San Antonio Mayor Julian Castro says now is the time for Texas to overturn it's eight year old Constitutional Amendment banning gay marriage, saying as gay marriage is legalized across the country, Texas' law will begin to hurt the state's economy, 1200 WOAI's Michael Board reports.


  Castro's comments came following two major U.S. Supreme Court rulings on Wednesday which advanced the cause of gay marriage nationwide.


  "Ending the official bigotry that Texas sanctions is both the right thing to do, and it is also good for business," Castro said.


  Castro said there is no economic advantage to banning gay marriage, but plenty of advantage in legalizing it.


  "You are going to watch as other states, like California and Colorado and so forth, gain economic advantage, because our state is seen as backwards," Castro said.


  Castro, who is working hard to make San Antonio into a 'creative hub' by luring high tech businesses, says the young professionals who make up those industries, whether gay or straight, feel strongly that banning gay marriage is a civil rights violation. 

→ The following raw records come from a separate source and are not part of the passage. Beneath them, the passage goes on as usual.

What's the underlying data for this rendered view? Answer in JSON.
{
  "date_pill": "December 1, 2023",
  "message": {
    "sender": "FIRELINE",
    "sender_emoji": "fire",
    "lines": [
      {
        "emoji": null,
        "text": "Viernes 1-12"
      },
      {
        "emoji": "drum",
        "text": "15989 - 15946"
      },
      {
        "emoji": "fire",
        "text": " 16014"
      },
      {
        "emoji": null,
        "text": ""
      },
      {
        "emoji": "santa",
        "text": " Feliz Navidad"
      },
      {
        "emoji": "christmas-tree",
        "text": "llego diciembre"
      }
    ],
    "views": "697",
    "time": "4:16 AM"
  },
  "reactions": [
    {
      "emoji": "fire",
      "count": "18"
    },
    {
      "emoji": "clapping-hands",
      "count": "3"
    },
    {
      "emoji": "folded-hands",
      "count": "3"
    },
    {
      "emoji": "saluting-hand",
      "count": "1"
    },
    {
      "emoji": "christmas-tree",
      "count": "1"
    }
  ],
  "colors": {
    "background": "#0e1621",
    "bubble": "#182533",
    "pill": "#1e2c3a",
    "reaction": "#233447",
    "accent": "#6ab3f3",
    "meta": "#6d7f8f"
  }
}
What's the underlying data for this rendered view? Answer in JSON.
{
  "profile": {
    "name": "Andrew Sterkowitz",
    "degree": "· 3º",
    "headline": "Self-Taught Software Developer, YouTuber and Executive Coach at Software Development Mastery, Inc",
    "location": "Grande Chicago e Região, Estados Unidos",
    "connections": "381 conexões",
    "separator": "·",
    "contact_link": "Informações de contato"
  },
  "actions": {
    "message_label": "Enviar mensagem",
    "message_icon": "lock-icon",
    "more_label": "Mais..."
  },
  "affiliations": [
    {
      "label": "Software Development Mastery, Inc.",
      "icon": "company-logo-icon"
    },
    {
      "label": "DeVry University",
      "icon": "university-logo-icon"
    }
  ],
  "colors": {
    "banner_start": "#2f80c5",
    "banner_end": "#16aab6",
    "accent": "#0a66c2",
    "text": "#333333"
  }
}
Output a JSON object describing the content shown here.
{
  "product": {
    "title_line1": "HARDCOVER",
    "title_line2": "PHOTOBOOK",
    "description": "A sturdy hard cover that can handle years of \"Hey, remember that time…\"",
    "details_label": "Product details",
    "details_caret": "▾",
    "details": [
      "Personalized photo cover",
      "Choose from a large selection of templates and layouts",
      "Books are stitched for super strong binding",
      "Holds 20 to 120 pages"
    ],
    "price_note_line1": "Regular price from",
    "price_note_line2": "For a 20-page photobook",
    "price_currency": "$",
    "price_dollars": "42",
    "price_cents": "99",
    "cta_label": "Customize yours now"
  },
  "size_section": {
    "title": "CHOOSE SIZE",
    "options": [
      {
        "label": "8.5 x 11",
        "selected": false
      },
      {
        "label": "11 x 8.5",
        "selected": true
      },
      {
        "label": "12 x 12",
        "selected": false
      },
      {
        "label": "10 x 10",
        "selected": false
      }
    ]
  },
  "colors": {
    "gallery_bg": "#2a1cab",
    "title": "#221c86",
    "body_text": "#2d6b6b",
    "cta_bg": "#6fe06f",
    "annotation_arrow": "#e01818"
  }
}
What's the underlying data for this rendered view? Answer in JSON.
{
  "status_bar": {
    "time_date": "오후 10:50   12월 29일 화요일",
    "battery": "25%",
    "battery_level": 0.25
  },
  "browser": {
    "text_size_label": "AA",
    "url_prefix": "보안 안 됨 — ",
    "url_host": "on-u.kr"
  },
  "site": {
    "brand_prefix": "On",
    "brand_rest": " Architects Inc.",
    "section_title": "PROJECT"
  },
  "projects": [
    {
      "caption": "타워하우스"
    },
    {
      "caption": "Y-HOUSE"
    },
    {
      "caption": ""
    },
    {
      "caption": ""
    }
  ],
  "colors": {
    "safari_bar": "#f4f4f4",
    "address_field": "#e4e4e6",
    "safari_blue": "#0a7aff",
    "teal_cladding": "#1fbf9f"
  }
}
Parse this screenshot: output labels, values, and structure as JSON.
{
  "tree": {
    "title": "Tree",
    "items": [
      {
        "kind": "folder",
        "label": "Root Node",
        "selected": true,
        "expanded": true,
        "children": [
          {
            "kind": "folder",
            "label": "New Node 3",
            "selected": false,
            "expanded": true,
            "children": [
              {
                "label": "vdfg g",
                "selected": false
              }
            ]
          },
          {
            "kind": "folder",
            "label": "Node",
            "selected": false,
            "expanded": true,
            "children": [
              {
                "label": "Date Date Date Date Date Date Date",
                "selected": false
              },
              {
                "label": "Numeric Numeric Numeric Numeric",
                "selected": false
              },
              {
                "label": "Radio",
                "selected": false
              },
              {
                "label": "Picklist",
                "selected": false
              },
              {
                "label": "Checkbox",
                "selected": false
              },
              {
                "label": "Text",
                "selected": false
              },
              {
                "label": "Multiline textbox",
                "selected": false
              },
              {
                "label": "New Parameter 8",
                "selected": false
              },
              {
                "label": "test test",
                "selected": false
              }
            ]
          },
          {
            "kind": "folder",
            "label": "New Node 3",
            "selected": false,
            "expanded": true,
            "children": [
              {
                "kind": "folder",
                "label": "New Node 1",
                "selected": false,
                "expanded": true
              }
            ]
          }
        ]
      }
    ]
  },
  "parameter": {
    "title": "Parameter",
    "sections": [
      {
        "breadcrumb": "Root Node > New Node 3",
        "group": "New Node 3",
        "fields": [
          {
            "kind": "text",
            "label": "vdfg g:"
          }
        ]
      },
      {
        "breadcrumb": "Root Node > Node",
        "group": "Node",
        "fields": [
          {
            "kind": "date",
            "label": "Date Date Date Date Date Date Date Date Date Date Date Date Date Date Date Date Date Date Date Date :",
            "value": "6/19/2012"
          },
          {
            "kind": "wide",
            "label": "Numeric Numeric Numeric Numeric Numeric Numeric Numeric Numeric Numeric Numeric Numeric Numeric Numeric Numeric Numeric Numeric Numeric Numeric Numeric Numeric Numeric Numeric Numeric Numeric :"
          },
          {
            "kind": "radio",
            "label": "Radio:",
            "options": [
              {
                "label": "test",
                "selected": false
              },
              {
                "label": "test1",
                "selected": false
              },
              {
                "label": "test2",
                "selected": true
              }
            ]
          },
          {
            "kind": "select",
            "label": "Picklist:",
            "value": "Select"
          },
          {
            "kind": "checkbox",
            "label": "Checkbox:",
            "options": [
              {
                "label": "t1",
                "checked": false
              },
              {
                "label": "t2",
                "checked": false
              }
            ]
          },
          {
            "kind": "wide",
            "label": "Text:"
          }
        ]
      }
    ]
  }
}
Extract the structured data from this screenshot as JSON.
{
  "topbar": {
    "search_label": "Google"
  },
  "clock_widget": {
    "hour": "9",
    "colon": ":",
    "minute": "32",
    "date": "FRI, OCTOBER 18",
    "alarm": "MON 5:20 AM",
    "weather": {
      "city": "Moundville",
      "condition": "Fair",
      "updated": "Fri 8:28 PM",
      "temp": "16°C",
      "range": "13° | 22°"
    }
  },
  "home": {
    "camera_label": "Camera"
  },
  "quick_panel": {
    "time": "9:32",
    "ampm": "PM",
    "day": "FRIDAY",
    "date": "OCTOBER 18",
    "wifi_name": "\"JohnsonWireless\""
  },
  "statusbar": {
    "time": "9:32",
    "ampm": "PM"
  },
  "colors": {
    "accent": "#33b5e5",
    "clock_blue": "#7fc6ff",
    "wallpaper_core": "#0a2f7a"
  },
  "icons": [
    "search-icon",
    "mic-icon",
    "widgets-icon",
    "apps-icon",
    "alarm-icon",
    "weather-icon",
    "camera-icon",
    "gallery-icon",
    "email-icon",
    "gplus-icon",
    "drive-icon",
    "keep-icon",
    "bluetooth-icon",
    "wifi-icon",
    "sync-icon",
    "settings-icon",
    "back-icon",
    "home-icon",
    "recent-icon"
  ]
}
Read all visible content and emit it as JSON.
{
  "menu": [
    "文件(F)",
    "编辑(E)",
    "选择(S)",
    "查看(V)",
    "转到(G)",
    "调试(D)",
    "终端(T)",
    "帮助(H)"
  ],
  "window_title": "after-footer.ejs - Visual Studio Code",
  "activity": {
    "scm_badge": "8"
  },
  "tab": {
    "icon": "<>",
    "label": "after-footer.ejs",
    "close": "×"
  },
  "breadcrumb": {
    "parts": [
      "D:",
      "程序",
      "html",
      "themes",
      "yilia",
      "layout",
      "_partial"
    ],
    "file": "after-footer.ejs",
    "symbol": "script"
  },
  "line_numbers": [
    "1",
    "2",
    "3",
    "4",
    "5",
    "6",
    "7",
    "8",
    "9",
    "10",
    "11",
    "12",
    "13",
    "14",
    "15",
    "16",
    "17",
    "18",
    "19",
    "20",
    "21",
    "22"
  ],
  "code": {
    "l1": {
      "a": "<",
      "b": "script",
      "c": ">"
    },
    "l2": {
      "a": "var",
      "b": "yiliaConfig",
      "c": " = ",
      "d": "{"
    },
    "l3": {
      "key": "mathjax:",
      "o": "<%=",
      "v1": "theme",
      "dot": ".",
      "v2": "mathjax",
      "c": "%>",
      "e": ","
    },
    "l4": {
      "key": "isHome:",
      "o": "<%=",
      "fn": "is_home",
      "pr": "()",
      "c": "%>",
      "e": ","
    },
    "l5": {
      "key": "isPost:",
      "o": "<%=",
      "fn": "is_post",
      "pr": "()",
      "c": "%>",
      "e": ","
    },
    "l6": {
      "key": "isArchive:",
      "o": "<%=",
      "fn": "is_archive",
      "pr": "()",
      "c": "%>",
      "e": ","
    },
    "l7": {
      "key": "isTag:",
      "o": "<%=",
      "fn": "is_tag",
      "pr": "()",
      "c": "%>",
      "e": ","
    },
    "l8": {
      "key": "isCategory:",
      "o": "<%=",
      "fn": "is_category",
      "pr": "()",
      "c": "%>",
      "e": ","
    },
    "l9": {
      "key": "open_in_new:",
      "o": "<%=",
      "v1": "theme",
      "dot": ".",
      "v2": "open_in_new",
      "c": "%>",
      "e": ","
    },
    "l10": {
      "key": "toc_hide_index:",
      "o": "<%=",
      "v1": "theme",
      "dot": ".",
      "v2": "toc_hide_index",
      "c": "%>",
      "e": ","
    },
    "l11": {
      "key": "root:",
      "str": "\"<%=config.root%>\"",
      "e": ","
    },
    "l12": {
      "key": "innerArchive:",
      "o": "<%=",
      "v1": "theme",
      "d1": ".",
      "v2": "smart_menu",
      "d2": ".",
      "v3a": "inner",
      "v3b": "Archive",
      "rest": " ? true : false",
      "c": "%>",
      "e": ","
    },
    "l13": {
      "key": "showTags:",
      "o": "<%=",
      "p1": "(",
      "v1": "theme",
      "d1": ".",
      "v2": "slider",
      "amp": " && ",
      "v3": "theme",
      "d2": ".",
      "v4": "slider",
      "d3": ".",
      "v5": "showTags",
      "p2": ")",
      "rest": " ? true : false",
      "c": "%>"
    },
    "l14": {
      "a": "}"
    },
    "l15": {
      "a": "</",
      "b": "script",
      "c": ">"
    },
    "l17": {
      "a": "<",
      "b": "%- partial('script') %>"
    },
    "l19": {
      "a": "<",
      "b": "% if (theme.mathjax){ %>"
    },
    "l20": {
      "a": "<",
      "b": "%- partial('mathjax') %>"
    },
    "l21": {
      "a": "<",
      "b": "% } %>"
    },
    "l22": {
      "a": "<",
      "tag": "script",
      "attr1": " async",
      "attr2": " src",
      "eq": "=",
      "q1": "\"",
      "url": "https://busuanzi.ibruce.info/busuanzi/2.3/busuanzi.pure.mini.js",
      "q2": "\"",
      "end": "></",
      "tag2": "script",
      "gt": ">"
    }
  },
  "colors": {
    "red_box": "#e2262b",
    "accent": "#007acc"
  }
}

  Officials say they are beginning to see some stirrings of animosity toward Texas for maintaining laws which outlaw gay marriage among the 'creative class' that Castro seeks to lure to San Antonio.


  They say having the image of being Alabama in 1962 when it comes to gay rights is not good for the growth of the city's economy, especially among young professionals.


  Castro is pushing an adjustment to the city's anti discrimination laws which would add sexual orientation to the list of 'protected classes,' and would ban discrimination against someone based on sexual orientation by the city, by 'public accommodations' such as restaurants and shopping centers, in housing, and by companies which contract with the city.


  Texas voters in 2005 approved a Constitutional Amendment which declares marriage to be only between one man and one woman.


  But Chuck Smith, who heads the gay rights group Equality Texas, says if that vote were taken again, the outcome would be different.


  "We have seen a 24% increase in support (for gay marriage) from 2005 until now," Smith told 1200 WOAI news.  "Texans are changing just like people around the country are changing."